Our tentacled anti-hero begins the game slumbering deep under the ocean. He’s rudely awakened by the activities of some off-shore oil drillers. When he surfaces, he quickly learns about the less-than-pristine condition of Earth and resolves to do something about it. That “something” largely involves tearing up cities and flattening members of the human race. Let’s face it, nothing would restore the environment faster and more efficiently than the entirety of the human population going “poof.”
Do the monster crawl.
As the mighty Destructopus, you crawl your way through cities, wastelands, and the wilds. You bash buildings, tanks, bulldozers, and make a mess out of the soldiers who try and stop you. Think Rampage, the arcade classic about monsters wreaking havoc on various cities– except Destructopus also has you rescuing furry critters who are being ground up for tiger-skin carpets and ivory.

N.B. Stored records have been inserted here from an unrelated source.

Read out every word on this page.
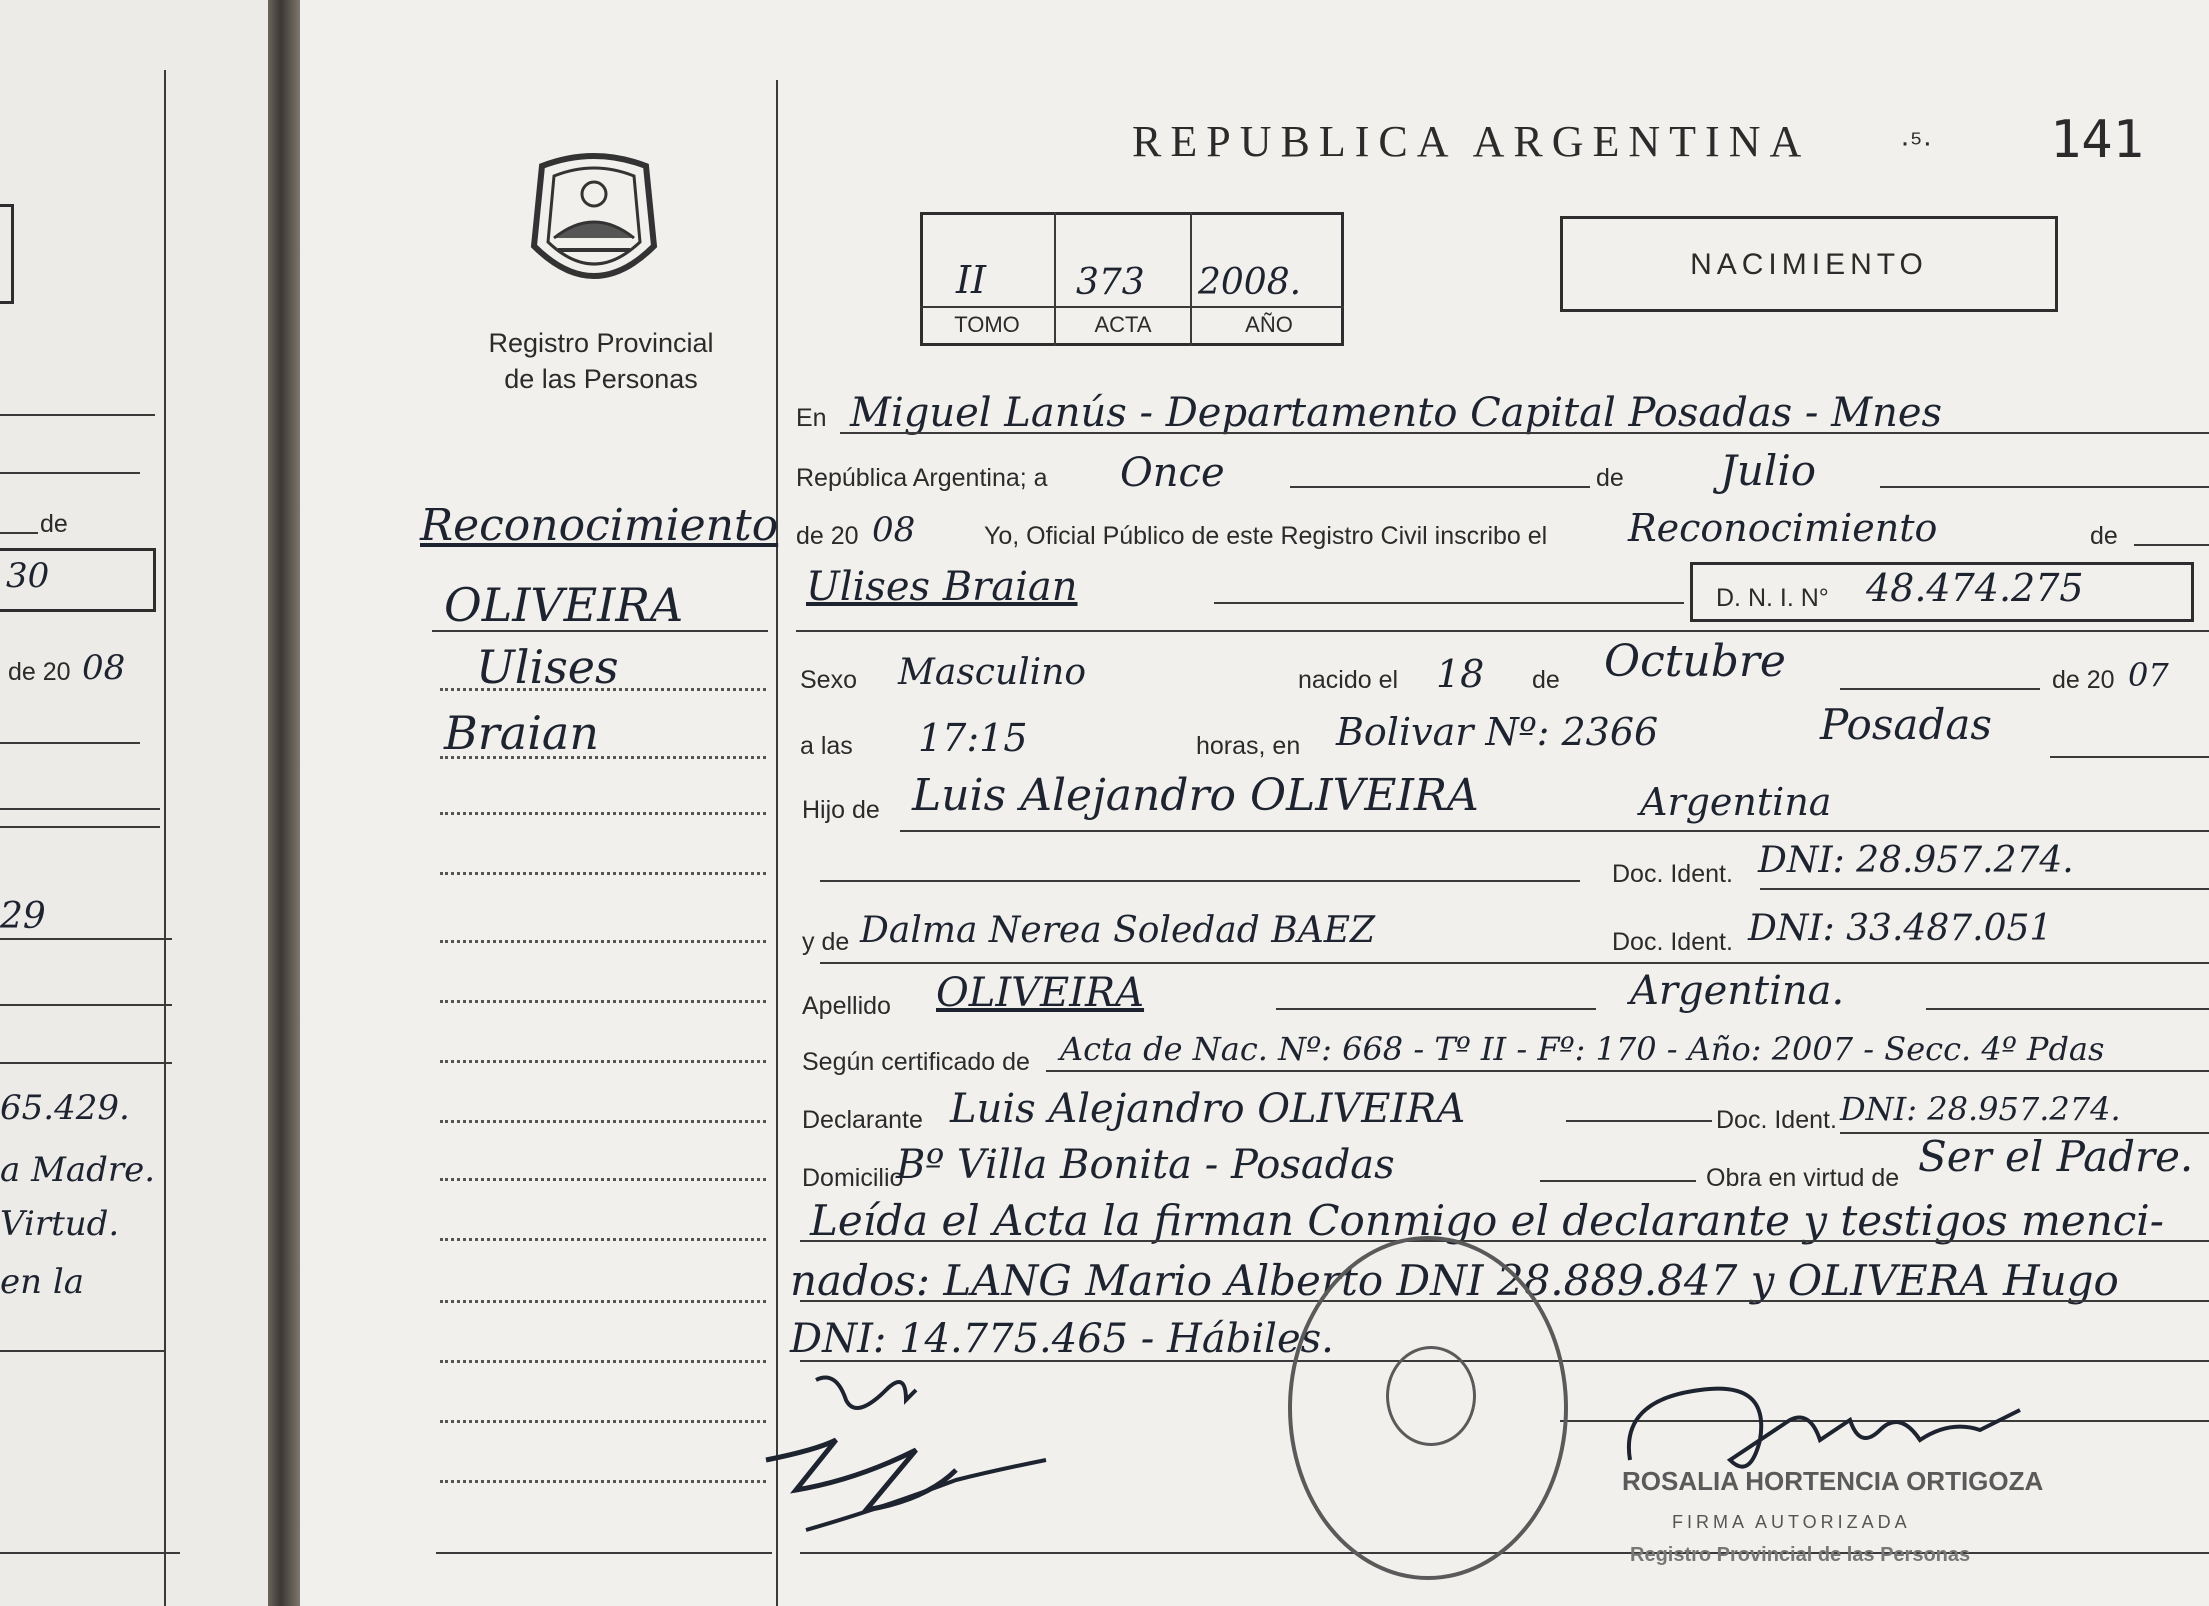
de
30
de 20 08
29
65.429.
a Madre.
Virtud.
en la
Registro Provincial
de las Personas
Reconocimiento
OLIVEIRA
Ulises
Braian
REPUBLICA ARGENTINA	·⁵· 141
II 373 2008.
TOMO	ACTA	AÑO
NACIMIENTO
En Miguel Lanús - Departamento Capital Posadas - Mnes
República Argentina; a Once	de Julio
de 20 08	Yo, Oficial Público de este Registro Civil inscribo el Reconocimiento	de
Ulises Braian	D. N. I. N° 48.474.275
Sexo Masculino	nacido el 18 de Octubre	de 20 07
a las 17:15	horas, en Bolivar Nº: 2366	Posadas
Hijo de Luis Alejandro OLIVEIRA	Argentina
Doc. Ident. DNI: 28.957.274.
y de Dalma Nerea Soledad BAEZ	Doc. Ident. DNI: 33.487.051
Apellido OLIVEIRA	Argentina.
Según certificado de Acta de Nac. Nº: 668 - Tº II - Fº: 170 - Año: 2007 - Secc. 4º Pdas
Declarante Luis Alejandro OLIVEIRA	Doc. Ident. DNI: 28.957.274.
Domicilio
Bº Villa Bonita - Posadas	Obra en virtud de Ser el Padre.
Leída el Acta la firman Conmigo el declarante y testigos menci-
nados: LANG Mario Alberto DNI 28.889.847 y OLIVERA Hugo
DNI: 14.775.465 - Hábiles.
ROSALIA HORTENCIA ORTIGOZA
FIRMA AUTORIZADA
Registro Provincial de las Personas
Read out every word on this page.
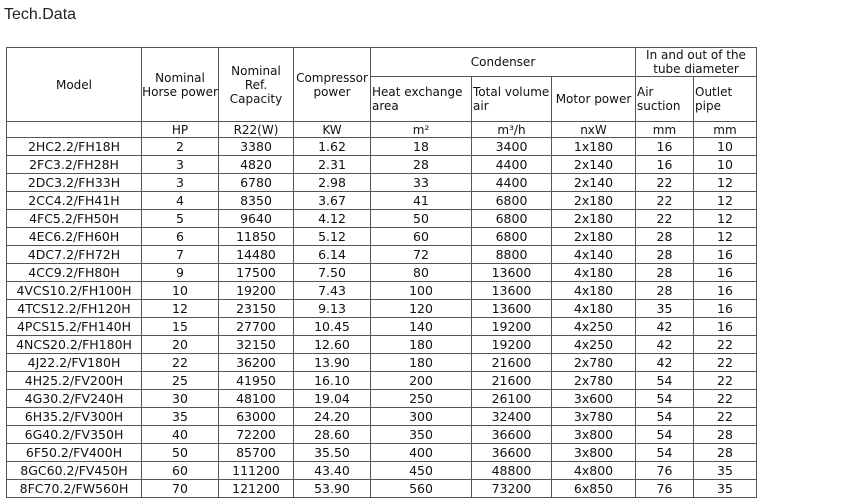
Tech.Data
Model	Nominal Horse power	Nominal Ref. Capacity	Compressor power	Condenser			In and out of the tube diameter	
				Heat exchange area	Total volume air	Motor power	Air suction	Outlet pipe
	HP	R22(W)	KW	m²	m³/h	nxW	mm	mm
2HC2.2/FH18H	2	3380	1.62	18	3400	1x180	16	10
2FC3.2/FH28H	3	4820	2.31	28	4400	2x140	16	10
2DC3.2/FH33H	3	6780	2.98	33	4400	2x140	22	12
2CC4.2/FH41H	4	8350	3.67	41	6800	2x180	22	12
4FC5.2/FH50H	5	9640	4.12	50	6800	2x180	22	12
4EC6.2/FH60H	6	11850	5.12	60	6800	2x180	28	12
4DC7.2/FH72H	7	14480	6.14	72	8800	4x140	28	16
4CC9.2/FH80H	9	17500	7.50	80	13600	4x180	28	16
4VCS10.2/FH100H	10	19200	7.43	100	13600	4x180	28	16
4TCS12.2/FH120H	12	23150	9.13	120	13600	4x180	35	16
4PCS15.2/FH140H	15	27700	10.45	140	19200	4x250	42	16
4NCS20.2/FH180H	20	32150	12.60	180	19200	4x250	42	22
4J22.2/FV180H	22	36200	13.90	180	21600	2x780	42	22
4H25.2/FV200H	25	41950	16.10	200	21600	2x780	54	22
4G30.2/FV240H	30	48100	19.04	250	26100	3x600	54	22
6H35.2/FV300H	35	63000	24.20	300	32400	3x780	54	22
6G40.2/FV350H	40	72200	28.60	350	36600	3x800	54	28
6F50.2/FV400H	50	85700	35.50	400	36600	3x800	54	28
8GC60.2/FV450H	60	111200	43.40	450	48800	4x800	76	35
8FC70.2/FW560H	70	121200	53.90	560	73200	6x850	76	35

The Destructopus itself comes armed with a pleasing number of natural weapons. By tapping certain portions of the iPhone’s screen, you can unleash claw attacks, bite attacks, eye-lasers, and fire-breath. Sadly, using these weapons will tangle your fingers in no time. Moving the Destructopus involves pushing on-screen “Forward” or “Backward” buttons, and reaching your right thumb over far enough to make sure your attacks are properly executed can be awkward. Moreover, if you don’t tap the right portion of the screen, you won’t execute the proper attack, which can be crucial for taking down enemies– you can’t smash a tank by biting the air, for instance, but you’ll end up accidentally attempting it more than once.
Die, puny humans!
Troops attack you relentlessly, which compounds the problems with the game’s controls. You need to duck certain attacks, and stay upright to avoid others. But sometimes the enemy fire comes so thick and fast that it’s impossible to dodge, especially as the Destructopus is not a creature that is small and agile. What’s more, having your thumbs all over the screen blocks out many of the soldiers and missiles that you need to avoid or attack, and they end up walloping you.
As the game progresses, you can pay for upgrades, and that alleviates some of the problems. You can make the Destructopus tougher, for instance, so he can take more attacks, or you can invest in a projectile weapon. This is highly recommended, as the funnest bits of the game involve roasting and zapping buildings and planes from afar.
Even with the upgrades, though, Destructopus is difficult to control and therefore difficult to enjoy. It’s a shame, because otherwise the game boasts lovely pixel-based graphics and some pretty cool bosses. Sadly, you’ll have to do something else to benefit the environment other than run around Earth as a giant, vengeful octopus. We recommend switching to reusable shopping bags.